A reading of Rule 12 indicates clearly that an
interlocutory appeal will be allowed by the Commission only in extraordinary
circumstances. It was indeed that intention of the Commission which led to the
inclusion in that rule of such exclusionary words as ‘only’ and ‘extraordinary
circumstances.’ The fact is that the first several drafts of the rules—before
their adoption—contained no provision at all for an appeal from an
interlocutory ruling of a Judge.
Thus it is obvious that the question of the correctness
of the Judge’s order of March 3 simply is not before the Commission at this
time, and, by its own rules, the Commission is precluded from considering that
question unless the Judge makes the required certification and the Secretary
petitions for a review within 5 days thereafter. My colleagues’ willingness to
‘construe’ the Judge’s letter of transmittal as certification of the question
and as a petition for an interlocutory appeal ‘on his own motion’ is not only
highly irregular and directly contrary to the Commission’s rules, but
regrettably may serve as a precedent to deny the Commission’s Judges that
degree of independence which is rightfully accorded to them by the
Administrative Procedure Act. See David, Administrative Law Treatise,
vol. 2, sec. 10.02.
The interlocutory ruling involved here is not of such
moment as to require consideration by the Commission prior to the submission by
the Judge of his final report in accordance with section 12(j) of the Act (84
Stat. 1605; 29 U.S.C. 661(j)).
UNITED STATES OF AMERICA
OCCUPATIONAL SAFETY AND HEALTH REVIEW COMMISSION
SECRETARY
OF LABOR, |
|
Complainant, |
|
v. |
OSHRC
DOCKET NO. 192 |
EXACTO PRODUCTS CORPORATION, |
|
Respondent. |
|
March 3, 1972
HARRIS, JUDGE, OSAHRC:
Complainant, by motion dated February 11, 1972 and
forwarded on February 16, 1972, moved the undersigned to reconsider a request
for the following 5 items of information contained in a letter to the parties
dated January 3, 1972:
1. Whether the Regional Solicitor at Chicago, Illinois,
is in accord with the respondent’s proposed offer to withdraw its Notice of
Contest.
2. The facts and circumstances upon which the
Occupational Safety and Health Administration made the specific determinations
that the alleged violations of the standards, as they appear in the Citation,
are not of a serious nature.
3. Whether the Occupational Safety and Health
Administration has made an inspection of the respondent’s premises on or
subsequent to November 19, 1971. If so, the results of that inspection.
4. Proof of service of the complaint herein upon the
affected employees of the respondent or upon the labor organization which is
the certified bargaining representative of said affected employees.
5. Proof of service of a copy of the Exacto
Products letter of December 14, 1971, upon its affected employees or upon the
certified bargaining representative of such employees.
The said request for additional information was
occasioned by a letter dated December 14, 1971, written by respondent in which
it seeks approval to withdraw its notice of contest dated November 11, 1971,
and filed on November 19, 1971, in opposition to complainant’s citation, dated
October 28, 1971, charging violations of four specific standards, all of which
are deemed to be not of a serious nature and his Notification of Proposed
Penalty thereon aggregating $93.75.
Complainant filed his complaint herein on November 26,
1971. The respondent has failed to file any answering pleading to the
complaint.
The factual situation presented is generally similar to
that in Hodgson v.

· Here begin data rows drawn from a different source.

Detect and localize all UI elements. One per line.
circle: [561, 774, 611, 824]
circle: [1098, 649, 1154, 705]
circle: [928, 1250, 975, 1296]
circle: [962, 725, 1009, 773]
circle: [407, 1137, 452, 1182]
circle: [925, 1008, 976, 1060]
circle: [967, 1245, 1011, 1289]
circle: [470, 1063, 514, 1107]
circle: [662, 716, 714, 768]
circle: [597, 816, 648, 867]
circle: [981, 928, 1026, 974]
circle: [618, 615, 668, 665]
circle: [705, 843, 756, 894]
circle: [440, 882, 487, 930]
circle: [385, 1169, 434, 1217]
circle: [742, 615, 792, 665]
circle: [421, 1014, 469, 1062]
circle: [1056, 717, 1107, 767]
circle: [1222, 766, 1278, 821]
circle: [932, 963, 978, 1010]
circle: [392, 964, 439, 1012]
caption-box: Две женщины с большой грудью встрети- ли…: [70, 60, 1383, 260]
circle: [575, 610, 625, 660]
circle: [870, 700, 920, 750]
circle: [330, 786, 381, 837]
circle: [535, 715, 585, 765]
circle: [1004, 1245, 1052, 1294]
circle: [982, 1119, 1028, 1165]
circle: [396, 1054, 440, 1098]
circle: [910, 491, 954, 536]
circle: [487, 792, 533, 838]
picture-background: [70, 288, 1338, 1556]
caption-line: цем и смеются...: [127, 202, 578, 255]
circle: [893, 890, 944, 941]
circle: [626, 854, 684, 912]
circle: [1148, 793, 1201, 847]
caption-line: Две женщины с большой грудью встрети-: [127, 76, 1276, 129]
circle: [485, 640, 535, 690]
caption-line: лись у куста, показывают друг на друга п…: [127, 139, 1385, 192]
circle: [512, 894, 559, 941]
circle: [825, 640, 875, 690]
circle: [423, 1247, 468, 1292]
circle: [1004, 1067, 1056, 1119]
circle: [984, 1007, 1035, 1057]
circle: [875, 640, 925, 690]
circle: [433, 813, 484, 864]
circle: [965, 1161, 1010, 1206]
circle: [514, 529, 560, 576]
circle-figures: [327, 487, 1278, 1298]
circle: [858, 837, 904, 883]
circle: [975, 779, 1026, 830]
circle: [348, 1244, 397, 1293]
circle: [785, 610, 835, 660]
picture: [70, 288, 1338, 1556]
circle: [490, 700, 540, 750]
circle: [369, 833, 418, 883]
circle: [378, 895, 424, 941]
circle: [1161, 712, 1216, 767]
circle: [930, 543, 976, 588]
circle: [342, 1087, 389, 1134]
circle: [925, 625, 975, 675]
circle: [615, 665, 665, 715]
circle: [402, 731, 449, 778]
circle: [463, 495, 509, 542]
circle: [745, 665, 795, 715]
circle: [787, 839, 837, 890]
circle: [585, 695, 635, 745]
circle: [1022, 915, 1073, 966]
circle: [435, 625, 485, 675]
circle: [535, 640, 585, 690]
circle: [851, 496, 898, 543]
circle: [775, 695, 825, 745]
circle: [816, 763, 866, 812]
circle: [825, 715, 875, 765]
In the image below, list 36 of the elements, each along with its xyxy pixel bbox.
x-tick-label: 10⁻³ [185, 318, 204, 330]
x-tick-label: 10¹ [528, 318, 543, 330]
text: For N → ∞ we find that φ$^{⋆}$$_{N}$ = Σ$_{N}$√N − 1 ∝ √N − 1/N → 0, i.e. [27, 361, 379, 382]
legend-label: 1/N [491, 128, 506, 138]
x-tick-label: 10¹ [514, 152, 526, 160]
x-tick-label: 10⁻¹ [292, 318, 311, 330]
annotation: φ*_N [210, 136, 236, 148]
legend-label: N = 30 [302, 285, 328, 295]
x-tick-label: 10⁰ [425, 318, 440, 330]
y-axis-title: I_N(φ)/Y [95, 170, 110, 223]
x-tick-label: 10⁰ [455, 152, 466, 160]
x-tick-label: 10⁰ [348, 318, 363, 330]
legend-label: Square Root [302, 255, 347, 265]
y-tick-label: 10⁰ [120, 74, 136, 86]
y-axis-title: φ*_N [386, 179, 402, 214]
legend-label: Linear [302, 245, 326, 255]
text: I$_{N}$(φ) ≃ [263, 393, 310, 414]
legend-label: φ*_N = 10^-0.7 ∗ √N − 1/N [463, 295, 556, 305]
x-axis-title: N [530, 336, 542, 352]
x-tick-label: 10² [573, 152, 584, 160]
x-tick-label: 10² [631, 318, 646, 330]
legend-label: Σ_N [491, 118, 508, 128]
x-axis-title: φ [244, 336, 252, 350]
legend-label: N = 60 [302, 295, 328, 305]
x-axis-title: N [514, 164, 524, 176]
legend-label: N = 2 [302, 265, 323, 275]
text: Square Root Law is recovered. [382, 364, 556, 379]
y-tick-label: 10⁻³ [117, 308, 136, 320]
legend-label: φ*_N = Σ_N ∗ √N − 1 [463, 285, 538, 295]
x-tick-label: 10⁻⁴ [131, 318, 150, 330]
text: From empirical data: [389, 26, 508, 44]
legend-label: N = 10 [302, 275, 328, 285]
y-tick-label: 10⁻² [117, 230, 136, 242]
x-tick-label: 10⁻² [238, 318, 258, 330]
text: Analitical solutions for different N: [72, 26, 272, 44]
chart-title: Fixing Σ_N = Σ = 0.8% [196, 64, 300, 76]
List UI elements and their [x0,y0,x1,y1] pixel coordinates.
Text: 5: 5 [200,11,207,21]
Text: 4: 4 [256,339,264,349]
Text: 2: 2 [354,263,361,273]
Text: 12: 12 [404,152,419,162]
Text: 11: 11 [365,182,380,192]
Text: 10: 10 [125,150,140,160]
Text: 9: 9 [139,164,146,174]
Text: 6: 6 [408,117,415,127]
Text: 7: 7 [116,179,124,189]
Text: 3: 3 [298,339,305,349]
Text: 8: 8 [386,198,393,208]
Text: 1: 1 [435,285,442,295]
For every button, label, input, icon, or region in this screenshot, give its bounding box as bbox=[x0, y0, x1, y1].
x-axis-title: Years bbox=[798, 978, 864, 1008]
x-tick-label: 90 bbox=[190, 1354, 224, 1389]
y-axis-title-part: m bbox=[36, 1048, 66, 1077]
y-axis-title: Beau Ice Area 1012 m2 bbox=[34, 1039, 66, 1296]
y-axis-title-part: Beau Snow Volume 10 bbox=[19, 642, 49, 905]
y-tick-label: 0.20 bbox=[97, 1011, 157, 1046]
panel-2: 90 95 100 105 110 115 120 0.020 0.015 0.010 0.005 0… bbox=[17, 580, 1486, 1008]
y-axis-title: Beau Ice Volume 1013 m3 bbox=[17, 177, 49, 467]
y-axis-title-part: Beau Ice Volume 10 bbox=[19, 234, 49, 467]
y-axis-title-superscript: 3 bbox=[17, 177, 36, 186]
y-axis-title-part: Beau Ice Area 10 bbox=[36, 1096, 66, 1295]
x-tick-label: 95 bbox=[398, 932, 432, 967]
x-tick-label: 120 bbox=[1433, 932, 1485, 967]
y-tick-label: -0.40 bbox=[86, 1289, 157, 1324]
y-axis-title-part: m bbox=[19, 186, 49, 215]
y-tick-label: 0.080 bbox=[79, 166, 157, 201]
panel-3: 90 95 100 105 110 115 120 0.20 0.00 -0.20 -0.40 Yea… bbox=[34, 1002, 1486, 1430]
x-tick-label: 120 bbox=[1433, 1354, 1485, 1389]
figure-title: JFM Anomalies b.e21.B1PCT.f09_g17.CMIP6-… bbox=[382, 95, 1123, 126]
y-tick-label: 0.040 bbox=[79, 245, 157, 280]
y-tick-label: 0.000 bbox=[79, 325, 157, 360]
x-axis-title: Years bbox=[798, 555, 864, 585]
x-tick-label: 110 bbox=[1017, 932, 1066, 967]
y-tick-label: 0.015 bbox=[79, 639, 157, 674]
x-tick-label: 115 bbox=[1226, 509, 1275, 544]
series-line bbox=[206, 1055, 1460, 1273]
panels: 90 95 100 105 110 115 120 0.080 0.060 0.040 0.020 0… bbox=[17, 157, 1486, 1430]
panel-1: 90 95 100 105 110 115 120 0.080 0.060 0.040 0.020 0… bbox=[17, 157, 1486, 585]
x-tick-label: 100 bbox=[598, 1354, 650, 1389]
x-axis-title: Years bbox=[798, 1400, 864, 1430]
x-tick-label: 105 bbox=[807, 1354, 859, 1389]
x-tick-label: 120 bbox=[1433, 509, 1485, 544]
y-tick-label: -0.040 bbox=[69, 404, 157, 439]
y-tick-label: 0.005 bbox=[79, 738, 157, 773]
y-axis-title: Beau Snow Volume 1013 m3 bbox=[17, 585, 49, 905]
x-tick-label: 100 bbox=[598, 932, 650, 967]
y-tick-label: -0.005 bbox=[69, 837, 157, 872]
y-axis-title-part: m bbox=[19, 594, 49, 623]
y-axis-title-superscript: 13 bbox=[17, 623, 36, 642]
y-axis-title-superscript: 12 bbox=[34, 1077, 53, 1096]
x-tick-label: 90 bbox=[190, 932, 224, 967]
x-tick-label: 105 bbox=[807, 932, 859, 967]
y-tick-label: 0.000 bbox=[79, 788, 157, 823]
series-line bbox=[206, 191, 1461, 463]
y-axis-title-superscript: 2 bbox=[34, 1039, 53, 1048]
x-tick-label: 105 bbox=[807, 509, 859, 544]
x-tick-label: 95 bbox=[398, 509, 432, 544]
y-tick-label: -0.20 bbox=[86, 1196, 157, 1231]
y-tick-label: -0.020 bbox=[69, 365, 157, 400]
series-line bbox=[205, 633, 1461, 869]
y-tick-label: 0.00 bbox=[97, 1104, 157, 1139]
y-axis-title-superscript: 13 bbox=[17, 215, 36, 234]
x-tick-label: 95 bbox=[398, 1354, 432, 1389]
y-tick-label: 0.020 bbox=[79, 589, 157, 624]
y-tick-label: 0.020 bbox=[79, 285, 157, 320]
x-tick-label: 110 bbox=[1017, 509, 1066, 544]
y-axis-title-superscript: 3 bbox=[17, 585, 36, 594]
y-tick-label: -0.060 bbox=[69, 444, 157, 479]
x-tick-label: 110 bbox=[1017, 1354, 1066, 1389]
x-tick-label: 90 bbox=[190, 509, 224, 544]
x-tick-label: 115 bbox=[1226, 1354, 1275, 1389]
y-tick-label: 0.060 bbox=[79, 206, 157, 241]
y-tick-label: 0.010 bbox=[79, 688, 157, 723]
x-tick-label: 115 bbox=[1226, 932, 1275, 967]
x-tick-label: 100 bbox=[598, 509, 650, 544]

New York Packaging Corporation, OSHRC Docket No. 193.
The motion for reconsideration in that case was denied by Order dated March 2,
1972, and a copy of a Order denying the same is
attached to and made a part hereof.
For the reasons expressed in the Order dated March 2,
1972 in the matter of Hodgson v. New York Packaging Corporation, OSHRC Docket
No. 193, and good cause therefore appearing, it is ORDERED that:
1. Complainant’s motion for reconsideration be and the
same is hereby denied.
2. Complainant is given leave to appeal to the Commission
from the within Order denying his motion for reconsideration.